The body of Martínez was found in her home on Saturday evening in Xalapa, the capital of the Gulf Coast state of Veracruz, according to news reports. She had been badly beaten around the face and ribs and had been strangled to death, news reports said. The state attorney general, Amadeo Flores Espinoza, said in a news briefing that it appeared her TV, cellphones, and computer had been stolen.
Martínez had worked for the national magazine Proceso for more than 10 years and was known for her in-depth reporting on drug cartels and the links between organized crime and government officials. In the week before her murder, she covered the arrest of an allegedly high-ranking leader of the Zetas; the arrests of nine police officers charged with working for a cartel; and the story of a local mayor who was arrested with other alleged cartel gunmen after a shootout with the Mexican Army, according to news reports.

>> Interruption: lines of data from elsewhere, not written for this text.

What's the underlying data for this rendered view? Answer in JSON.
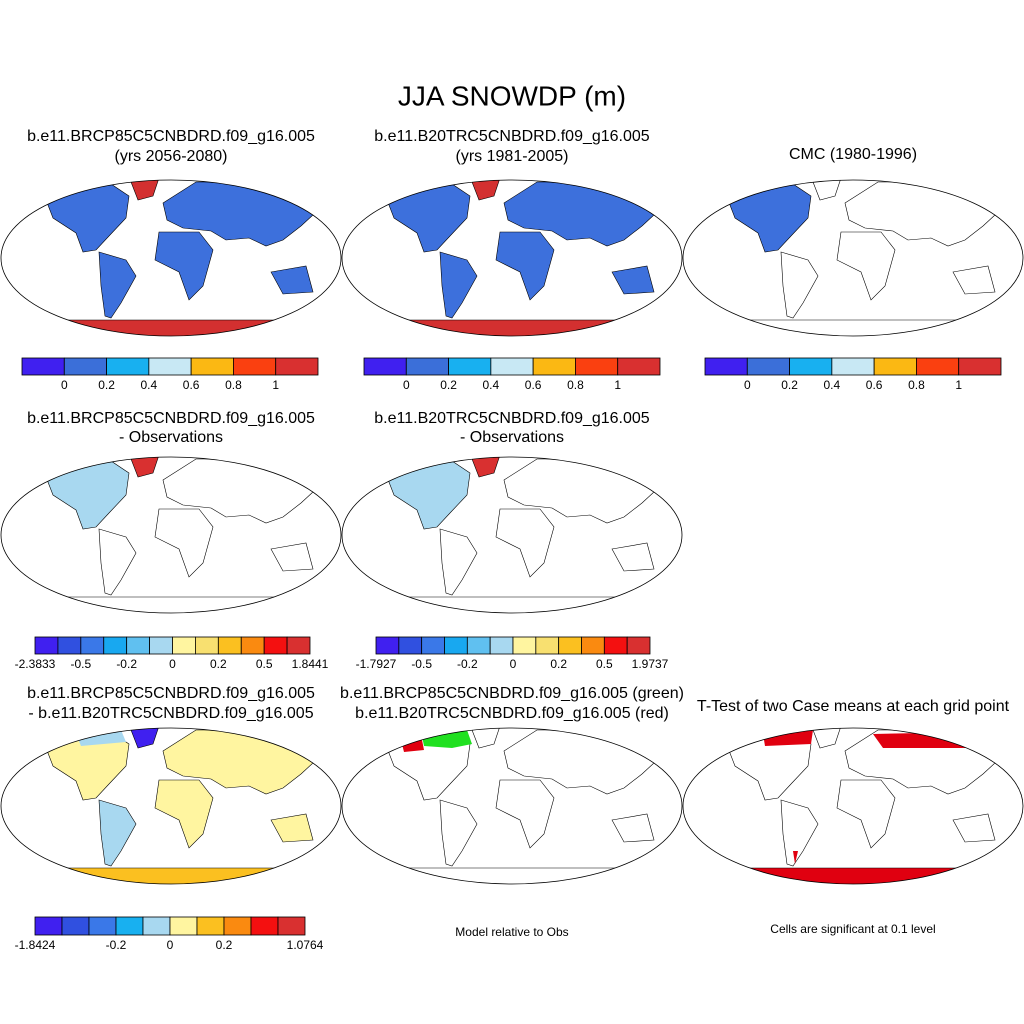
{
  "title": "JJA SNOWDP (m)",
  "panels": [
    {
      "title": [
        "b.e11.BRCP85C5CNBDRD.f09_g16.005",
        "(yrs 2056-2080)"
      ],
      "colorbar": {
        "colors": [
          "#4020f0",
          "#3b6fd9",
          "#18b0f0",
          "#c8e8f4",
          "#fbb813",
          "#fa4010",
          "#d93030"
        ],
        "labels": [
          "0",
          "0.2",
          "0.4",
          "0.6",
          "0.8",
          "1"
        ]
      }
    },
    {
      "title": [
        "b.e11.B20TRC5CNBDRD.f09_g16.005",
        "(yrs 1981-2005)"
      ],
      "colorbar": {
        "colors": [
          "#4020f0",
          "#3b6fd9",
          "#18b0f0",
          "#c8e8f4",
          "#fbb813",
          "#fa4010",
          "#d93030"
        ],
        "labels": [
          "0",
          "0.2",
          "0.4",
          "0.6",
          "0.8",
          "1"
        ]
      }
    },
    {
      "title": [
        "CMC (1980-1996)"
      ],
      "colorbar": {
        "colors": [
          "#4020f0",
          "#3b6fd9",
          "#18b0f0",
          "#c8e8f4",
          "#fbb813",
          "#fa4010",
          "#d93030"
        ],
        "labels": [
          "0",
          "0.2",
          "0.4",
          "0.6",
          "0.8",
          "1"
        ]
      }
    },
    {
      "title": [
        "b.e11.BRCP85C5CNBDRD.f09_g16.005",
        "- Observations"
      ],
      "colorbar": {
        "colors": [
          "#4020f0",
          "#3050e0",
          "#3a78e8",
          "#18a8f0",
          "#60c0f0",
          "#a8d8f0",
          "#fff5a0",
          "#f8e070",
          "#fbc020",
          "#fa8a10",
          "#f41010",
          "#d93030"
        ],
        "labels": [
          "-2.3833",
          "-0.5",
          "-0.2",
          "0",
          "0.2",
          "0.5",
          "1.8441"
        ]
      }
    },
    {
      "title": [
        "b.e11.B20TRC5CNBDRD.f09_g16.005",
        "- Observations"
      ],
      "colorbar": {
        "colors": [
          "#4020f0",
          "#3050e0",
          "#3a78e8",
          "#18a8f0",
          "#60c0f0",
          "#a8d8f0",
          "#fff5a0",
          "#f8e070",
          "#fbc020",
          "#fa8a10",
          "#f41010",
          "#d93030"
        ],
        "labels": [
          "-1.7927",
          "-0.5",
          "-0.2",
          "0",
          "0.2",
          "0.5",
          "1.9737"
        ]
      }
    },
    {
      "title": [
        "b.e11.BRCP85C5CNBDRD.f09_g16.005",
        "- b.e11.B20TRC5CNBDRD.f09_g16.005"
      ],
      "colorbar": {
        "colors": [
          "#4020f0",
          "#3050e0",
          "#3a78e8",
          "#18b0f0",
          "#a8d8f0",
          "#fff5a0",
          "#fbc020",
          "#fa8a10",
          "#f41010",
          "#d93030"
        ],
        "labels": [
          "-1.8424",
          "-0.2",
          "0",
          "0.2",
          "1.0764"
        ]
      }
    },
    {
      "title": [
        "b.e11.BRCP85C5CNBDRD.f09_g16.005 (green)",
        "b.e11.B20TRC5CNBDRD.f09_g16.005 (red)"
      ],
      "note": "Model relative to Obs"
    },
    {
      "title": [
        "T-Test of two Case means at each grid point"
      ],
      "note": "Cells are significant at 0.1 level"
    }
  ]
}
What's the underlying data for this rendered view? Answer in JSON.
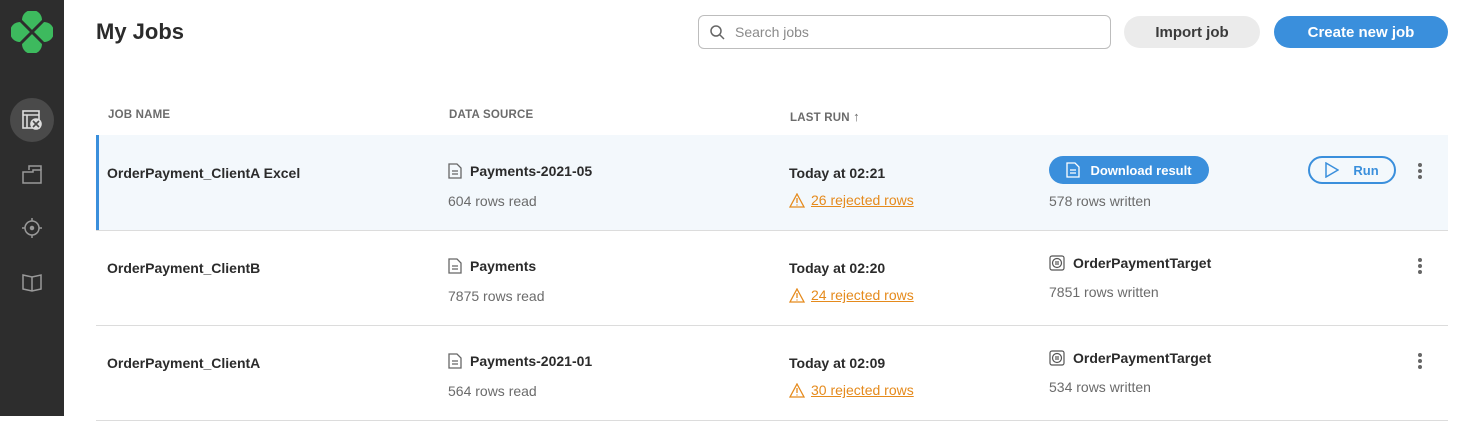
{
  "colors": {
    "accent": "#3a8fdc",
    "warning": "#e58a1c",
    "sidebar": "#2d2d2d",
    "logo": "#3dba5e"
  },
  "sidebar": {
    "items": [
      {
        "icon": "jobs-icon",
        "active": true
      },
      {
        "icon": "folder-icon"
      },
      {
        "icon": "target-icon"
      },
      {
        "icon": "book-icon"
      }
    ]
  },
  "header": {
    "title": "My Jobs",
    "search_placeholder": "Search jobs",
    "search_value": "",
    "import_label": "Import job",
    "create_label": "Create new job"
  },
  "table": {
    "columns": [
      "JOB NAME",
      "DATA SOURCE",
      "LAST RUN",
      "↑"
    ],
    "rows": [
      {
        "name": "OrderPayment_ClientA Excel",
        "source": "Payments-2021-05",
        "rows_read": "604 rows read",
        "last_run": "Today at 02:21",
        "rejected": "26 rejected rows",
        "download_label": "Download result",
        "rows_written": "578 rows written",
        "run_label": "Run"
      },
      {
        "name": "OrderPayment_ClientB",
        "source": "Payments",
        "rows_read": "7875 rows read",
        "last_run": "Today at 02:20",
        "rejected": "24 rejected rows",
        "target": "OrderPaymentTarget",
        "rows_written": "7851 rows written"
      },
      {
        "name": "OrderPayment_ClientA",
        "source": "Payments-2021-01",
        "rows_read": "564 rows read",
        "last_run": "Today at 02:09",
        "rejected": "30 rejected rows",
        "target": "OrderPaymentTarget",
        "rows_written": "534 rows written"
      }
    ]
  }
}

“Regina would always write about one-third more of the real truth than I dared to do in any story we covered. And I write more than most reporters,” a journalist from Xalapa, who asked to remain anonymous for his safety, told CPJ. Martínez’ colleagues said she had not told them about any threats prior to her death.

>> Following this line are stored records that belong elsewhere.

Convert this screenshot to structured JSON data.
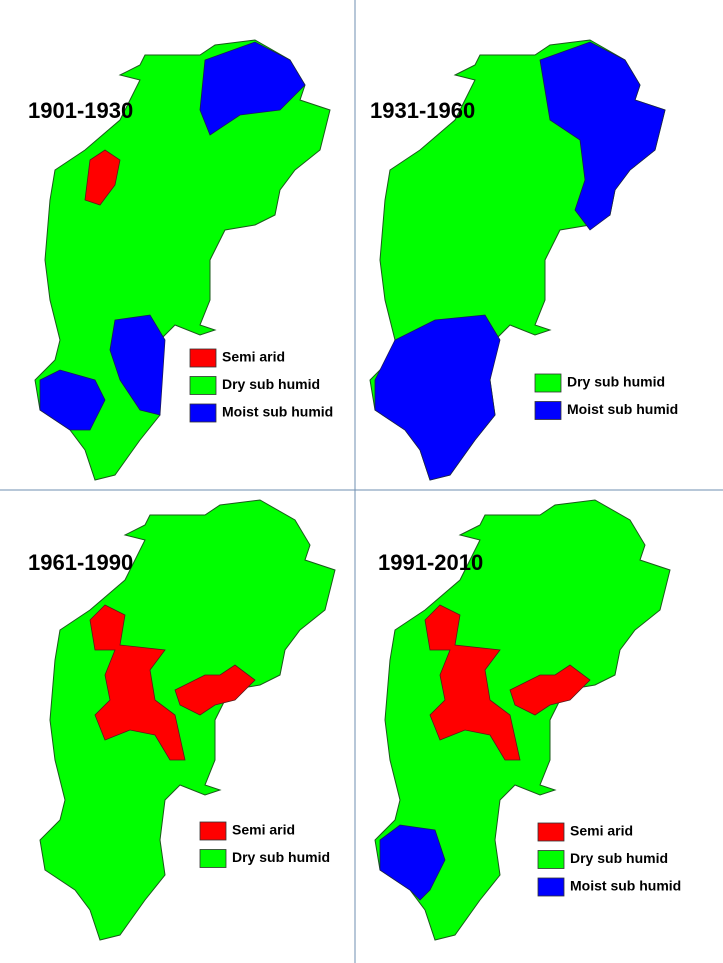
{
  "panels": [
    {
      "title": "1901-1930",
      "legend": [
        {
          "label": "Semi arid",
          "color": "#ff0000"
        },
        {
          "label": "Dry sub humid",
          "color": "#00ff00"
        },
        {
          "label": "Moist sub humid",
          "color": "#0000ff"
        }
      ]
    },
    {
      "title": "1931-1960",
      "legend": [
        {
          "label": "Dry sub humid",
          "color": "#00ff00"
        },
        {
          "label": "Moist sub humid",
          "color": "#0000ff"
        }
      ]
    },
    {
      "title": "1961-1990",
      "legend": [
        {
          "label": "Semi arid",
          "color": "#ff0000"
        },
        {
          "label": "Dry sub humid",
          "color": "#00ff00"
        }
      ]
    },
    {
      "title": "1991-2010",
      "legend": [
        {
          "label": "Semi arid",
          "color": "#ff0000"
        },
        {
          "label": "Dry sub humid",
          "color": "#00ff00"
        },
        {
          "label": "Moist sub humid",
          "color": "#0000ff"
        }
      ]
    }
  ]
}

The office of the state governor, Javier Duarte de Ochoa, said he had ordered a special group of agents to investigate the murder. Proceso stated on its website that the state government had granted the magazine staff access to any information resulting from the investigation. The magazine also said that its executives had told the governor on Sunday that they were skeptical that the investigation would succeed because of the systemic dysfunction in the country.
“We condemn the brutal murder of Regina Martínez Pérez,” said Carlos Lauría, CPJ’s senior program coordinator for the Americas. “Mexican authorities must break the deadly cycle of impunity in crimes against the press by fully investigating this murder and bringing those responsible to justice.”

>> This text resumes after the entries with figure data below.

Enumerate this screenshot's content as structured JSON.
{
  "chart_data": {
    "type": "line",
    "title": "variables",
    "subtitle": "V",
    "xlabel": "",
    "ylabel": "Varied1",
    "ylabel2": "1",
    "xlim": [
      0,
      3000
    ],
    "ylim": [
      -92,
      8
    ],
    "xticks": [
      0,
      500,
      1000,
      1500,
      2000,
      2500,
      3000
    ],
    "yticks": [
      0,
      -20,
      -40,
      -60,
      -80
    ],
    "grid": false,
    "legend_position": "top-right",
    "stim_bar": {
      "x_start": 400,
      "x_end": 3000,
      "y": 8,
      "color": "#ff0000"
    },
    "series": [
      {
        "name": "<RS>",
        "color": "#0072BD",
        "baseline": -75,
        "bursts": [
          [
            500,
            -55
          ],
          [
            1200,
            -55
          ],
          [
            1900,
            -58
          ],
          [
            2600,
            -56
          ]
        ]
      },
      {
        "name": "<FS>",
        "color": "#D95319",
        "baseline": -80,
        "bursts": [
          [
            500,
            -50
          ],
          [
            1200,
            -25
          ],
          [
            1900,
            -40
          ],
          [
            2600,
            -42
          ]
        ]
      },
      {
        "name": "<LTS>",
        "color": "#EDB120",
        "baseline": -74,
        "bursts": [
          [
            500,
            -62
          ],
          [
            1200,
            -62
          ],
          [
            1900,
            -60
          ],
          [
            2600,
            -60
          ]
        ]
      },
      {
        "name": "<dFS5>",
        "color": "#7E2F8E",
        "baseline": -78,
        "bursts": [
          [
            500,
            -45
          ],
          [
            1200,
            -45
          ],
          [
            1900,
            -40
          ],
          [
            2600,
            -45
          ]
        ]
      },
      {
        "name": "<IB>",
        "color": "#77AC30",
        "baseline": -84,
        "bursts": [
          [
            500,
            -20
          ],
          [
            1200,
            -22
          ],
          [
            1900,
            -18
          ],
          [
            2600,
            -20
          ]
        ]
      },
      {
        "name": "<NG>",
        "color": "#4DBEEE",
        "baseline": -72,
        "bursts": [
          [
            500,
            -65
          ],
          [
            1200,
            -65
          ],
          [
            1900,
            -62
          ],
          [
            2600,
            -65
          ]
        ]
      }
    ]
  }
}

The federal attorney general’s office said it would closely monitor the investigation to decide if federal laws had been violated in the murder and whether federal authorities should take over the case. News accounts have reported that both the state and federal human rights commissions are joining the investigation.
In March, the Mexican Senate approved a long-discussed constitutional amendment that, if passed by a majority of states, would federalize anti-press crimes and transfer investigative powers to national authorities. Ten of 17 state legislatures have passed the bill so far, according to the local press freedom organization Fundalex.
Veracruz, where four journalists were murdered in 2011, is one of Mexico’s most dangerous states for the press, according to CPJ research. The state is a battleground for two organized crime cartels, the Zetas and the Sinaloa, CPJ research shows. Journalists say there is widespread corruption in local government, and in recent months there has been an escalation in violence.
Since 2006, more than 40 journalists have been killed or disappeared in Mexico, according to CPJ research. Due to a mixture of negligence and pervasive corruption among law enforcement officials, particularly at the state level, crimes against the Mexican press are almost entirely unsolved, CPJ research shows. Mexico appeared in 8th place in CPJ’s 2012 Impunity Index, which spotlights countries where journalists are slain and their killers go free.